European Space Agency

The European Space Agency (ESA) has reported that cyber attackers recently infiltrated servers situated outside its corporate network, which housed what the agency referred to as “unclassified” data related to its collaborative engineering efforts.

Established half a century ago and based in Paris, ESA is an intergovernmental entity that orchestrates the space initiatives of 23 member states. The agency employs roughly 3,000 individuals and had a financial plan of €7.68 billion ($9 billion) in 2025.

Today, the agency released a statement acknowledging the breach after a threat actor on BreachForums claimed they had compromised several of ESA’s servers.

Wiz

The threat actor also shared screenshots to demonstrate they had gained access to ESA’s JIRA and Bitbucket servers for an entire week.

“ESA acknowledges a recent cybersecurity incident involving servers located outside its corporate network. A forensic security analysis has been initiated and is currently underway, along with measures to secure potentially affected devices,” the agency stated on Tuesday.

“Preliminary findings suggest that only a limited number of external servers may have been affected. These servers facilitate unclassified collaborative engineering activities within the scientific community.”

ESA has informed “all relevant stakeholders” about the security incident and will release further updates as new information comes to light.

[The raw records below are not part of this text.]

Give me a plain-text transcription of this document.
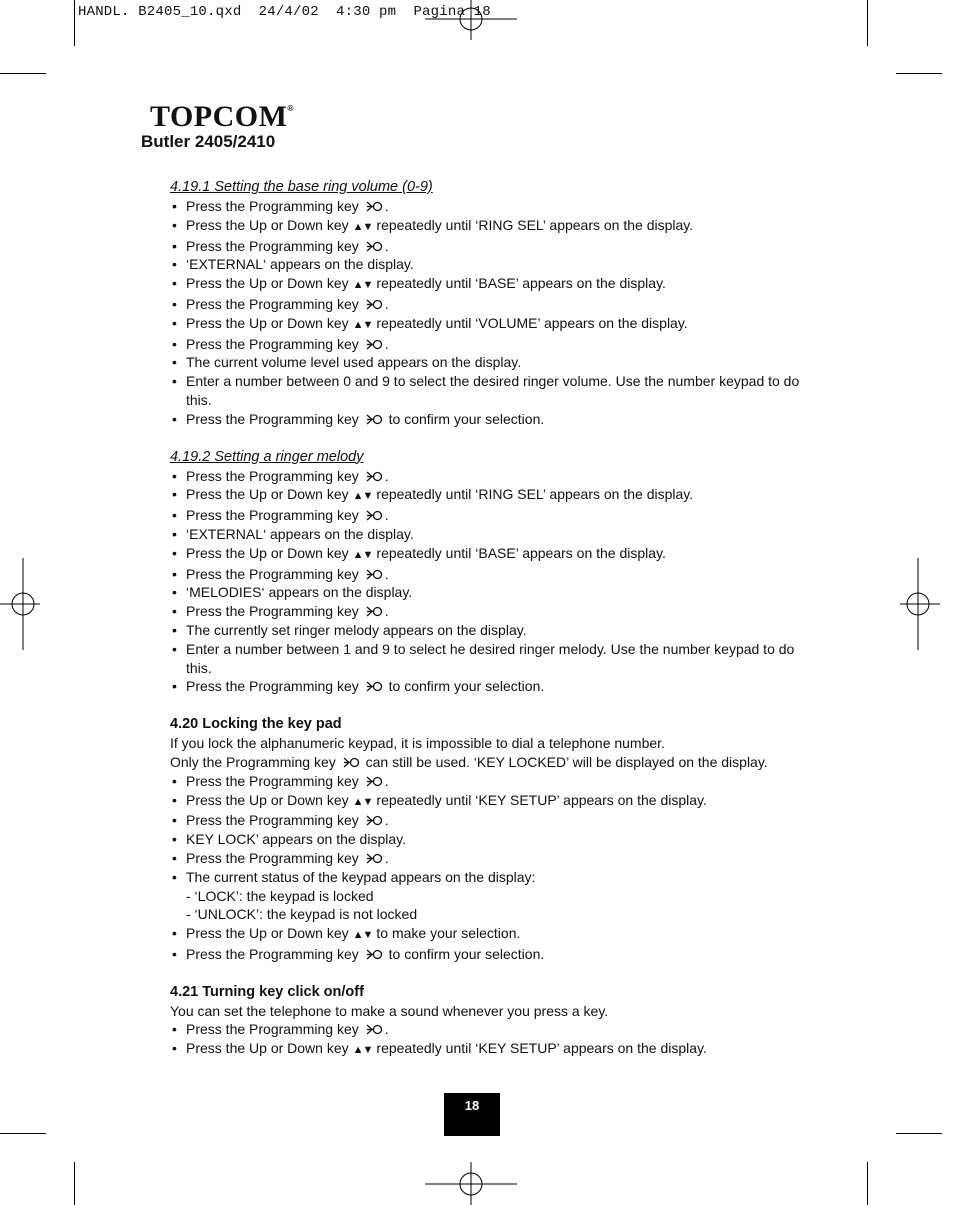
HANDL. B2405_10.qxd  24/4/02  4:30 pm  Pagina 18
TOPCOM®
Butler 2405/2410
4.19.1 Setting the base ring volume (0-9)
• Press the Programming key .
• Press the Up or Down key ▲▼ repeatedly until ‘RING SEL’ appears on the display.
• Press the Programming key .
• ‘EXTERNAL‘ appears on the display.
• Press the Up or Down key ▲▼ repeatedly until ‘BASE’ appears on the display.
• Press the Programming key .
• Press the Up or Down key ▲▼ repeatedly until ‘VOLUME’ appears on the display.
• Press the Programming key .
• The current volume level used appears on the display.
• Enter a number between 0 and 9 to select the desired ringer volume. Use the number keypad to do this.
• Press the Programming key to confirm your selection.
4.19.2 Setting a ringer melody
• Press the Programming key .
• Press the Up or Down key ▲▼ repeatedly until ‘RING SEL’ appears on the display.
• Press the Programming key .
• ‘EXTERNAL‘ appears on the display.
• Press the Up or Down key ▲▼ repeatedly until ‘BASE’ appears on the display.
• Press the Programming key .
• ‘MELODIES‘ appears on the display.
• Press the Programming key .
• The currently set ringer melody appears on the display.
• Enter a number between 1 and 9 to select he desired ringer melody. Use the number keypad to do this.
• Press the Programming key to confirm your selection.
4.20 Locking the key pad

If you lock the alphanumeric keypad, it is impossible to dial a telephone number.

Only the Programming key can still be used. ‘KEY LOCKED’ will be displayed on the display.

• Press the Programming key .
• Press the Up or Down key ▲▼ repeatedly until ‘KEY SETUP’ appears on the display.
• Press the Programming key .
• KEY LOCK’ appears on the display.
• Press the Programming key .
• The current status of the keypad appears on the display:

- ‘LOCK’: the keypad is locked

- ‘UNLOCK’: the keypad is not locked

• Press the Up or Down key ▲▼ to make your selection.
• Press the Programming key to confirm your selection.
4.21 Turning key click on/off

You can set the telephone to make a sound whenever you press a key.

• Press the Programming key .
• Press the Up or Down key ▲▼ repeatedly until ‘KEY SETUP’ appears on the display.
18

While ESA has not disclosed specific details regarding the breached servers, the threat actors claim they extracted over 200GB of data by infiltrating the European Space Agency’s systems and private Bitbucket repositories.

ESA breach claims
Threat actor’s ESA breach claims (BleepingComputer)

The alleged stolen data reportedly encompasses source code, CI/CD pipelines, API tokens, access tokens, confidential documents, configuration files, Terraform files, SQL files, and hardcoded credentials, among other sensitive information.

“I have been accessing some of their services for about a week now and have taken over 200GB of data, including all their private Bitbucket repositories,” claimed the threat actor.

An ESA representative was not immediately available for comments when approached by BleepingComputer earlier today.

This incident marks another occurrence of the European Space Agency facing breaches in recent years.

Just a year ago, shortly before Christmas, the official web shop of the European agency was hacked, with malicious JavaScript injected to capture customer information and payment card data during the checkout process.